Before my real-life heroine mother-in-law died, we spent hours discussing our plan to tell the world her life story. The first challenge: paring down the time frame. The first book couldn’t encompass her life, start to finish, especially because the finish part hadn’t happened at the time. So we agreed to start with the night she decided to leave town and end with her refuge at her friend’s aunt’s and uncle’s place in Washington State. I continued to struggle with her reason for leaving at all. “Why did you decide to hitchhike all over the country?” The answer “I don’t know” from her wasn’t very enlightening. Out of necessity and class deadlines for explaining my protagonist’s goal, motivation and conflict, I started imagining a plot with some pizzazz. I decided she ran away from a forced marriage, seeking fame, fortune and romance.
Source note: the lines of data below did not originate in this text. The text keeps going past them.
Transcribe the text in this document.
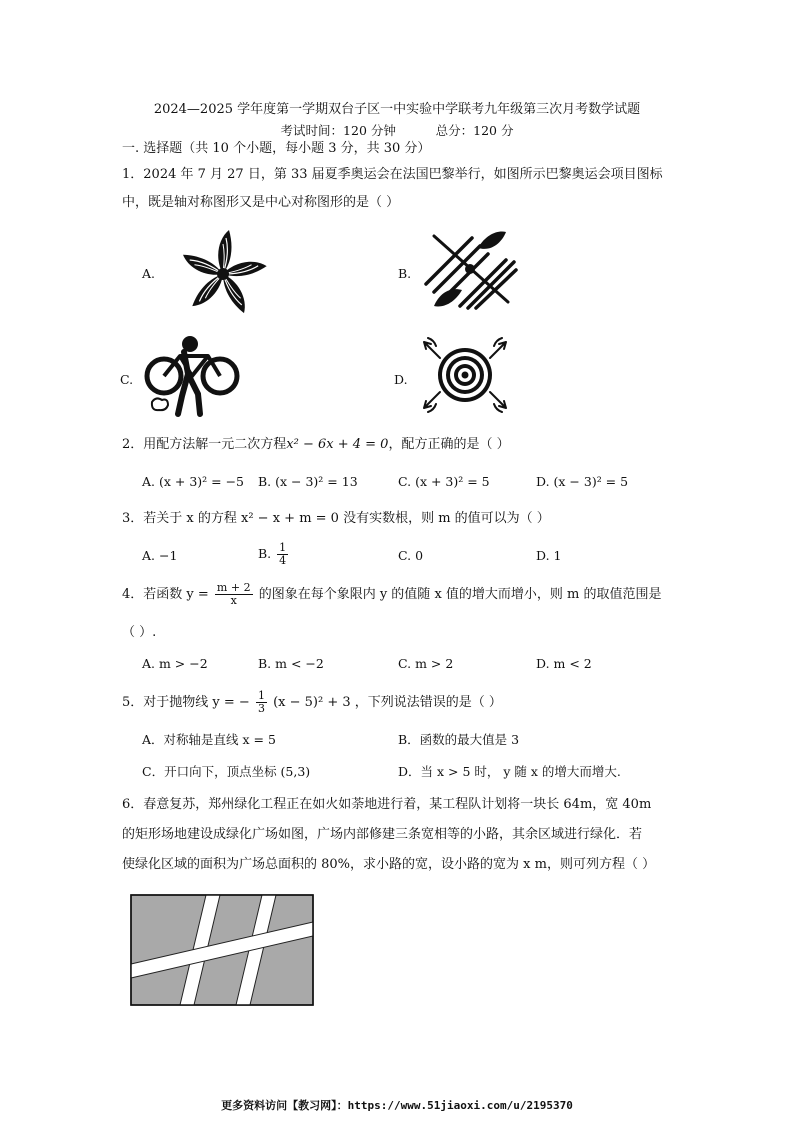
2024—2025 学年度第一学期双台子区一中实验中学联考九年级第三次月考数学试题
考试时间：120 分钟          总分：120 分
一. 选择题（共 10 个小题，每小题 3 分，共 30 分）
1．2024 年 7 月 27 日，第 33 届夏季奥运会在法国巴黎举行，如图所示巴黎奥运会项目图标
中，既是轴对称图形又是中心对称图形的是（ ）
A.	B.
C.	D.
2．用配方法解一元二次方程x² − 6x + 4 = 0，配方正确的是（ ）
A. (x + 3)² = −5 B. (x − 3)² = 13	C. (x + 3)² = 5	D. (x − 3)² = 5
3．若关于 x 的方程 x² − x + m = 0 没有实数根，则 m 的值可以为（ ）
A. −1	B. $\frac{1}{4}$	C. 0	D. 1
4．若函数 $y = \frac{m + 2}{x}$ 的图象在每个象限内 y 的值随 x 值的增大而增小，则 m 的取值范围是
（ ）.
A. m > −2	B. m < −2	C. m > 2	D. m < 2
5．对于抛物线 y = − $\frac{1}{3} (x - 5)^2 + 3$ ，下列说法错误的是（ ）
A．对称轴是直线 x = 5	B．函数的最大值是 3
C．开口向下，顶点坐标 (5,3)	D．当 x > 5 时， y 随 x 的增大而增大.
6．春意复苏，郑州绿化工程正在如火如荼地进行着，某工程队计划将一块长 64m，宽 40m
的矩形场地建设成绿化广场如图，广场内部修建三条宽相等的小路，其余区域进行绿化．若
使绿化区域的面积为广场总面积的 80%，求小路的宽，设小路的宽为 x m，则可列方程（ ）
更多资料访问【教习网】：https://www.51jiaoxi.com/u/2195370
During the process, she met, fell in love with, and eventually married a decent man – something that alluded her through her first three nuptials. Her fourth and final knot-tieing, which spanned twenty-five years, was “iffy” at best. A marriage made in heaven it was not. She was pleased that a happy marriage would happen in her fictional life. And I think it was at this point I made an authorial leap from the truth of memoir to the embellishment of historically based fiction. I could only hope our families would accept some of the problems and resolutions I’d planned for her adventure. The plot thickens.